The border is also home to important wildlife refuges such as Gombe National Park, which achieved international fame as the site of Jane Goodall’s pioneering studies of chimp behaviour.

Basic ‘failure’

In its 60-page report, Traffic says the refugees are turning to wildlife because agencies supplying food are not providing meat.

“The scale of wild meat consumption in East African refugee camps has helped conceal the failure of the international community to meet basic refugee needs,” said the report’s principal author Dr George Jambiya.

“Relief agencies are turning a blind eye to the real cause of poaching and illegal trade—a lack of meat protein in refugees’ rations.”

The World Food Programme (WFP), which supplies food to more than 200,000 refugees in Tanzania, said it did not believe there was a big problem.

A survey conducted last year showed little response to a question on whether refugees were obtaining food from hunting, gathering or fishing.

“The refugees are given a balanced diet of cereals, dried beans, vitamin-fortified blended food, vegetable oil fortified with Vitamin A and iodised salt,” a WFP spokesman told BBC News.

“To continue to meet the nutritional requirements of the refugees with meat as suggested by the report would require substituting canned meat for the much less expensive beans that we currently provide.”

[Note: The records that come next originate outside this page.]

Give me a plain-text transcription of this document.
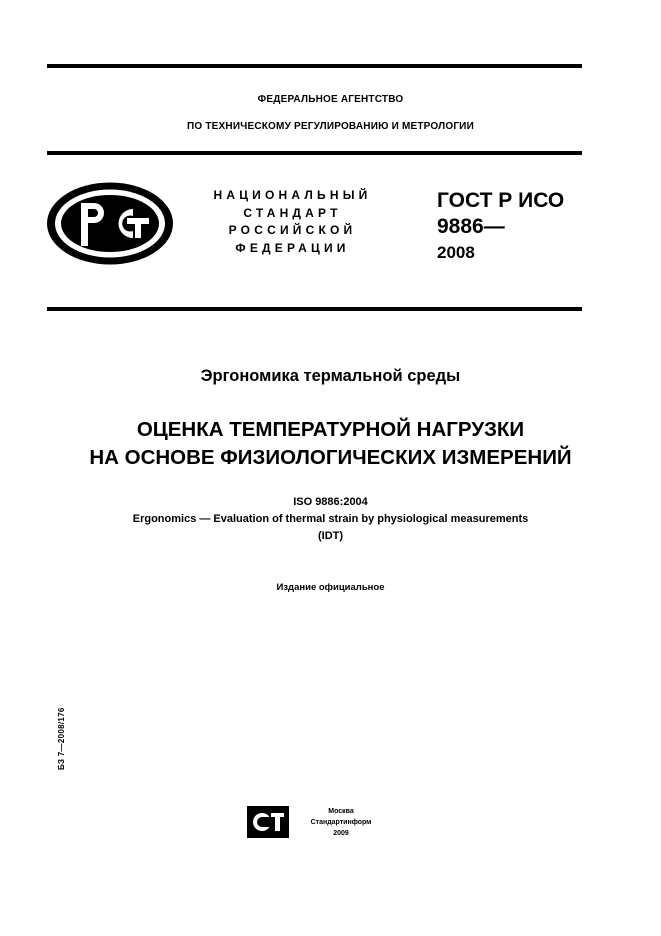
ФЕДЕРАЛЬНОЕ АГЕНТСТВО
ПО ТЕХНИЧЕСКОМУ РЕГУЛИРОВАНИЮ И МЕТРОЛОГИИ
РСТ
НАЦИОНАЛЬНЫЙ
СТАНДАРТ
РОССИЙСКОЙ
ФЕДЕРАЦИИ
ГОСТ Р ИСО
9886—
2008
Эргономика термальной среды
ОЦЕНКА ТЕМПЕРАТУРНОЙ НАГРУЗКИ
НА ОСНОВЕ ФИЗИОЛОГИЧЕСКИХ ИЗМЕРЕНИЙ
ISO 9886:2004
Ergonomics — Evaluation of thermal strain by physiological measurements
(IDT)
Издание официальное
БЗ 7—2008/176
Москва
Стандартинформ
2009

This would almost double the budget for food provision, WFP calculates.

Tale of decline

Traffic admits that the real scale of the hunting problem is not known, but offers a raft of observational evidence and first-person testimony to back its case.

In 1994, when intense ethnic fighting in Rwanda drove an estimated 600,000 refugees into the area of Tanzania surrounding Burigi National Park, wildlife in the park declined sharply.

Buffalo numbers fell from about 2,670 to just 44. Roan antelope declined from 466 to 15 and zebra from 6,552 to 606, while the estimated population of 324 Lichtenstein’s Hartebeest, a type of antelope, vanished completely.

Similar trends have been found in other parks near camps.

And when camps have closed, numbers have often recovered.

Long-time residents of camps, meanwhile, told researchers that a clandestine network of hunters and processors continues to supply illegally caught wild meat.

Traffic, which is a joint operation of the World Conservation Union (IUCN) and WWF, recommends that refugee agencies and the Tanzanian government look for ways to increase the supply of meat protein to the refugees.

Livestock rearing, ranching of wild species, and regulated hunting are all measures that could help provide a sustainable supply of meat in some areas, the agency says.